Published on Paradigm Publications (http://www.paradigm-pubs.com)

The Ancient History of Chinese Medicine: Part 3

By Robert Felt
Created Jan 10 2007 - 4:11pm

The Ancient History of Chinese Medicine
Part Three

By Robert L. Felt

Co-author Understanding Acupuncture

The Yuan dynasty (1264 to 1368 CE) followed the Song and was a period when the Mongols under Ghenghis and Kublai Khan controlled China. The Yuan is the period of the famous bronze acupuncture statues, devices that symbolize the relative stability of acupuncture's base of data. Books of this era place 303 points on the 12 regular channels and 51 on the two medial channels for a total of 654 of the now accepted 670 acupoints. There was also a further development in the specialized practice of moxibustion. While there would be continuous interchange with China's neighbors, and the Mongols would translate the Nan Jing into their own language, few developments of note occurred in China's neighboring countries. Indeed, it would not be until the Ming dynasty of 1368 to 1643 CE that Chinese traditional medicines would be revitalized throughout the region.

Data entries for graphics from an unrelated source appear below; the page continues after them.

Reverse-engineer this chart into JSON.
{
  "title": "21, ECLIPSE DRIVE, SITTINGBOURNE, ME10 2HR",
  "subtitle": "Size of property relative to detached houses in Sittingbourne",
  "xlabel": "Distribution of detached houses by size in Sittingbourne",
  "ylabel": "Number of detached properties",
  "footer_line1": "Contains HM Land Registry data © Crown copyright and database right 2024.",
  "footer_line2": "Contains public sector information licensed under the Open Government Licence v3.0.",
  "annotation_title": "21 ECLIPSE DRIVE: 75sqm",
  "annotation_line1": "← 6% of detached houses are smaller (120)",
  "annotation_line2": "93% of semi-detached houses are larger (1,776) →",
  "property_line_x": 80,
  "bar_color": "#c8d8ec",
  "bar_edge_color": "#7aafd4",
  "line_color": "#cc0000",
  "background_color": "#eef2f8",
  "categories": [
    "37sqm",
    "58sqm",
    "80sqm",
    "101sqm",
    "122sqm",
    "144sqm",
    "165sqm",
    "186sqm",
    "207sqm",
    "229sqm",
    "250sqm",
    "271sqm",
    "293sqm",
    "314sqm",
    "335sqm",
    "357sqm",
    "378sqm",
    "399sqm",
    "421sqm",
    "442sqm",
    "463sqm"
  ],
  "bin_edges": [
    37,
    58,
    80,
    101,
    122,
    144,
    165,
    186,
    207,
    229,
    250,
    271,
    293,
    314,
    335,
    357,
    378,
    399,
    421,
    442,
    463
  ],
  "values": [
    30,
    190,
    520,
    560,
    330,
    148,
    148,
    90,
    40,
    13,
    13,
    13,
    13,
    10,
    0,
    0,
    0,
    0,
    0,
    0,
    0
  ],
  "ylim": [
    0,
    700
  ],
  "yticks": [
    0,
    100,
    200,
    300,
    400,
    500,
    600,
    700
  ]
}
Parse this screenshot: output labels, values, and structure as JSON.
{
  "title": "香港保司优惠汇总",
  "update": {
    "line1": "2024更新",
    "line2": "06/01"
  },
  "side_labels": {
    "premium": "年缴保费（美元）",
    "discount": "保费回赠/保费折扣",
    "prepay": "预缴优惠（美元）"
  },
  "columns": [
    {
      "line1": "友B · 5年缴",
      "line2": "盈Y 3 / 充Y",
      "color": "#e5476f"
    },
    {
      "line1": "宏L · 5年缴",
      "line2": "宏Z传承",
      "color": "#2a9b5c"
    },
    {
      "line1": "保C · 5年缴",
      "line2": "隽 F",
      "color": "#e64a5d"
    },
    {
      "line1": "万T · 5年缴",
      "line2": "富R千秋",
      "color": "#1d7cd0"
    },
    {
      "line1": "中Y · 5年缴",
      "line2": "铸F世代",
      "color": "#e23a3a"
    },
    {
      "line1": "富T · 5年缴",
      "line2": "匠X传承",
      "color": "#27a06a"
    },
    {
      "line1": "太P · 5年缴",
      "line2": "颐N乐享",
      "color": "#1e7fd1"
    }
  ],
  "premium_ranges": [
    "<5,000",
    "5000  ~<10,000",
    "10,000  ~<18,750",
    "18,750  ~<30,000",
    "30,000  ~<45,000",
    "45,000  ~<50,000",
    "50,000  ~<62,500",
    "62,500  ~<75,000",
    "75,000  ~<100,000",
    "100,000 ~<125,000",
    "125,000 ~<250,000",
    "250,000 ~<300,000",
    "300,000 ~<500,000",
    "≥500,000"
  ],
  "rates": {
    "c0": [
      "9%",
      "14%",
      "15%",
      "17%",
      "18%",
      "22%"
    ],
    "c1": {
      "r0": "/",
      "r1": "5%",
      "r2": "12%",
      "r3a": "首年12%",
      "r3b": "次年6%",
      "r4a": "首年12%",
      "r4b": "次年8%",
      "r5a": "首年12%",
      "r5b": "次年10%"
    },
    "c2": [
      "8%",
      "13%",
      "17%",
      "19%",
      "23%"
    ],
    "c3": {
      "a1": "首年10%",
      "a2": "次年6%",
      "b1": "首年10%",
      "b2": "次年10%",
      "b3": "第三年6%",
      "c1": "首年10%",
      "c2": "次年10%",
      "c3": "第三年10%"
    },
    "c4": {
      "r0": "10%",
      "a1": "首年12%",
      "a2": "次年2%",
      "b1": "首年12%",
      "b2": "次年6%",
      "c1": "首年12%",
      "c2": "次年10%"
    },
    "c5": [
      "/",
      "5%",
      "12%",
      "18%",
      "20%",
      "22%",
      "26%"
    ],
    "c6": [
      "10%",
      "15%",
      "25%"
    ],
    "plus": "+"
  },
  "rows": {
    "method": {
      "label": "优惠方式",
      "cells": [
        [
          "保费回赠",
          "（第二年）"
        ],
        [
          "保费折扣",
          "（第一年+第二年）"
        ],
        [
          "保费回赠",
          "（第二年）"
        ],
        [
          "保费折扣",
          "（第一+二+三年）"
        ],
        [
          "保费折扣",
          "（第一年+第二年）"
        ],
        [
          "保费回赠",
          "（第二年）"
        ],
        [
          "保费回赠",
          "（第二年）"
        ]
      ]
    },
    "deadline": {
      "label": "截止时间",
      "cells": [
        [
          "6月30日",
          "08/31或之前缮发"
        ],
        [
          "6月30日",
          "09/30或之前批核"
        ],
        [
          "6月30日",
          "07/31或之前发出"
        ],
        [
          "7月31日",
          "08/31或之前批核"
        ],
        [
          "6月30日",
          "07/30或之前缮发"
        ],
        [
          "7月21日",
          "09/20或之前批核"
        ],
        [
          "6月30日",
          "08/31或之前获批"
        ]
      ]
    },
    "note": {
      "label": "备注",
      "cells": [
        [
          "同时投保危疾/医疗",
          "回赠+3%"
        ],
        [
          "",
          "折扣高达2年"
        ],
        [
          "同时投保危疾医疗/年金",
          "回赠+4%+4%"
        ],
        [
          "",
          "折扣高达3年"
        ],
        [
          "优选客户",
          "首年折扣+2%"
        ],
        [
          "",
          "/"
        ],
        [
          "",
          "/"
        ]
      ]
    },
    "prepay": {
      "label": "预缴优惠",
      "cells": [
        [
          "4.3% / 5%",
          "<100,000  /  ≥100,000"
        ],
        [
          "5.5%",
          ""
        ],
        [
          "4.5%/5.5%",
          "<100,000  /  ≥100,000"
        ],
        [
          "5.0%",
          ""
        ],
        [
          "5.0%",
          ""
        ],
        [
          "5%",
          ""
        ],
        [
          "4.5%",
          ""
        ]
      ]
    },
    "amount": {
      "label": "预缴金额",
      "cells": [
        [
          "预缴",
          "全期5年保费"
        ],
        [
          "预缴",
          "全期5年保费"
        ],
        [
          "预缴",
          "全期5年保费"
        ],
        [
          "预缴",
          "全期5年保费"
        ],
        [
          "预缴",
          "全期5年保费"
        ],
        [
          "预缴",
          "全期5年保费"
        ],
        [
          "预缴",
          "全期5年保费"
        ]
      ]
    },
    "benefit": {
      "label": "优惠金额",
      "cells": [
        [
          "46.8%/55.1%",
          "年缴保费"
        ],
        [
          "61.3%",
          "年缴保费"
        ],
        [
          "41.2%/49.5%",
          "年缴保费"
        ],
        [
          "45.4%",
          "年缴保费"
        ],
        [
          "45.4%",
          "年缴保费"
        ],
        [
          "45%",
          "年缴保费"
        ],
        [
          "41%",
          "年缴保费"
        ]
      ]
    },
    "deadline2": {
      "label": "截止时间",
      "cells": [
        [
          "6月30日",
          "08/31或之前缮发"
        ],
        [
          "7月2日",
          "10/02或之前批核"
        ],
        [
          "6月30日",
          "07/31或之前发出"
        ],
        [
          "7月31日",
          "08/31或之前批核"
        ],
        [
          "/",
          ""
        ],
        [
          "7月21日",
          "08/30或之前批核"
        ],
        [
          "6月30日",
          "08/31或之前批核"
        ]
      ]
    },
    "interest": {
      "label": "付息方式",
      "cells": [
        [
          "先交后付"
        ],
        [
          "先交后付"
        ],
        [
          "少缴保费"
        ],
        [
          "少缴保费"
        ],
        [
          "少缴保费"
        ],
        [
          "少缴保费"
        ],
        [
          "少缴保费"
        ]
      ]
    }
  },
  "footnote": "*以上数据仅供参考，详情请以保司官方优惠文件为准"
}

The Ming is the third of China's golden ages. China, again ruled by Chinese, was united in the hands of Zhu Yuan-zhang the capable military leader who had re-captured power and restored the capital in Beijing. An autocrat, he concentrated power in himself and democratized the government to weaken the bureaucracy, helping to create an information explosion resulting in greater social diversity and opportunity. Medical thought was stable, carrying forward the incorporation of natural drugs into the medicine of systematic correspondence that began in the Song. Printing, which had begun in the Song, became more widespread and the Ming became a period known for several important texts, some of which are used and respected to this day. Chief among these is the Zhen Jiu Da Cheng of 1601, the `Great Compendium of Acupuncture and Moxibustion." Produced in 30 editions before 1900 and 50 thereafter, the acupoints, treatments and technical information it presents remain germane to clinical practice and are the source of what is possibly the most influential western text ever written, George Soulie de Morant's Chinese Acupuncture of 1939 to 1959.

The ancient history of medicine in China reveals the tenacity of its fundamental assumptions and the durability of its theoretical and clinical principles. But it was the arrival of Western ideas in China at the end of the Ming that lead to what was perhaps the greatest challenge that Chinese traditional medicines would face. With the arrival of the Qing (1644 to 1911 CE), the last dynasty before the end of the Chinese Empire, China's indigenous medicine began a process of adaptation that continues until today. By the middle of the 17th century Dutch traders would arrive in Japan, bringing with them a Dutch medicine that would exert a long and powerful influence on that island nation. By the beginning to middle of the 18th century, Western anatomical texts would be available in Chinese. The Jennerian small pox vaccine introduced in 1805 would have a profound effect. By 1886 a Western-style medical school had opened and the theories of List, Koch and Pasteur had captivated the Chinese intelligentsia. As China sat at the cusp of chaos, traditional conservatives and scientific modernists approached Chinese medicine from strongly diverging views, each anxious to see their ideas carried out in post-imperial China. But all would have to wait as China and her people faced the horrors and devastation of the Japanese invasion, the Second World War, and Revolution. For it would only be after the Liberation of 1949 that traditional medicine would be set upon its modern course.